Coinbase und die SEC-Anmeldungen
Coinbase hat am 1. September zwei Anmeldungen bei der SEC eingereicht, während das Unternehmen daran arbeitet, Einzelaktien-Perpetualverträge in die Vereinigten Staaten über seine regulierte Derivatebörse und seinen Broker anzubieten. In einem Beitrag vom 3. September auf X erklärte Coinbase, dass es an der Einführung von Einzelaktien-Perpetualverträgen in den USA arbeitet, nachdem es die SEC-Anmeldungen für zwei seiner regulierten Derivategeschäfte eingereicht hat. „Wir arbeiten daran, Einzelaktien-Perpetuals in die USA zu bringen„, sagte das Unternehmen.
Details der Anmeldungen
Die eingereichten Dokumente zeigen, dass Coinbase Derivatives, LLC das Formular 1-N eingereicht hat, während Coinbase Financial Markets, Inc. das Formular BD-N eingereicht hat. Beide Anmeldungen tragen das Datum vom 1. September. Laut dem Unternehmen plant es, mit der Securities and Exchange Commission (SEC) und der Commodity Futures Trading Commission (CFTC) zusammenzuarbeiten, während es weitere Finanzprodukte auf den US-Markt bringt.

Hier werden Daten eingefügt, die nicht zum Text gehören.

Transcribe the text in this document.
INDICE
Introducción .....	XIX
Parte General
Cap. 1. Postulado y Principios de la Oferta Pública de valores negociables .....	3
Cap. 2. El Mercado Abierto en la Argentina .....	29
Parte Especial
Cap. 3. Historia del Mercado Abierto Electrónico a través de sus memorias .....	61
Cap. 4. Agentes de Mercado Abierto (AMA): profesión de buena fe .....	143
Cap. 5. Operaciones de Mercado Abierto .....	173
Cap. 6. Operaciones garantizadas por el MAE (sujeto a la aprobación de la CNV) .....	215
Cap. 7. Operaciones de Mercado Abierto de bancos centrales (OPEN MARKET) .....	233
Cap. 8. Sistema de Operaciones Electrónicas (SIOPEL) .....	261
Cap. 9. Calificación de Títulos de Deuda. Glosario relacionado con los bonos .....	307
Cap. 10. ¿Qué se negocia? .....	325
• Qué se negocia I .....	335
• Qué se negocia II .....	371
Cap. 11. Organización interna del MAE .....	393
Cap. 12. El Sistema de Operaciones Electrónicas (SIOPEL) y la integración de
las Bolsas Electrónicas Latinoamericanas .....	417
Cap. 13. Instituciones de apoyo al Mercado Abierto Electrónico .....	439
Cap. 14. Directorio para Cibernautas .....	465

Regulatorische Rahmenbedingungen
Nach den SEC-Regeln ermöglicht das Formular 1-N einer von der CFTC regulierten Börse die Registrierung bei der SEC ausschließlich zum Zweck des Handels mit Sicherheitsfutures-Produkten. Coinbase Derivatives fungiert seit 2020 als von der CFTC benannter Vertragsmarkt, wie aus den regulatorischen Offenlegungen des Unternehmens hervorgeht. Die Anweisungen zum SEC-Formular 1-N besagen, dass die Anmeldung der Behörde Informationen über das Eigentum, die Betriebsabläufe, die Regeln, die Handelssysteme und die Disziplinarverfahren der Börse liefert.
Funktion der Anmeldungen
Die beiden Anmeldungen decken unterschiedliche Funktionen ab: Coinbase Derivatives würde den Markt bereitstellen, in dem die Verträge gelistet sind, während Coinbase Financial Markets als regulierter Vermittler für Kunden fungieren würde. Keines der in der Ankündigung gezeigten Dokumente enthält Vertragsbedingungen oder bestätigt die endgültige Genehmigung für eine kommerzielle Einführung.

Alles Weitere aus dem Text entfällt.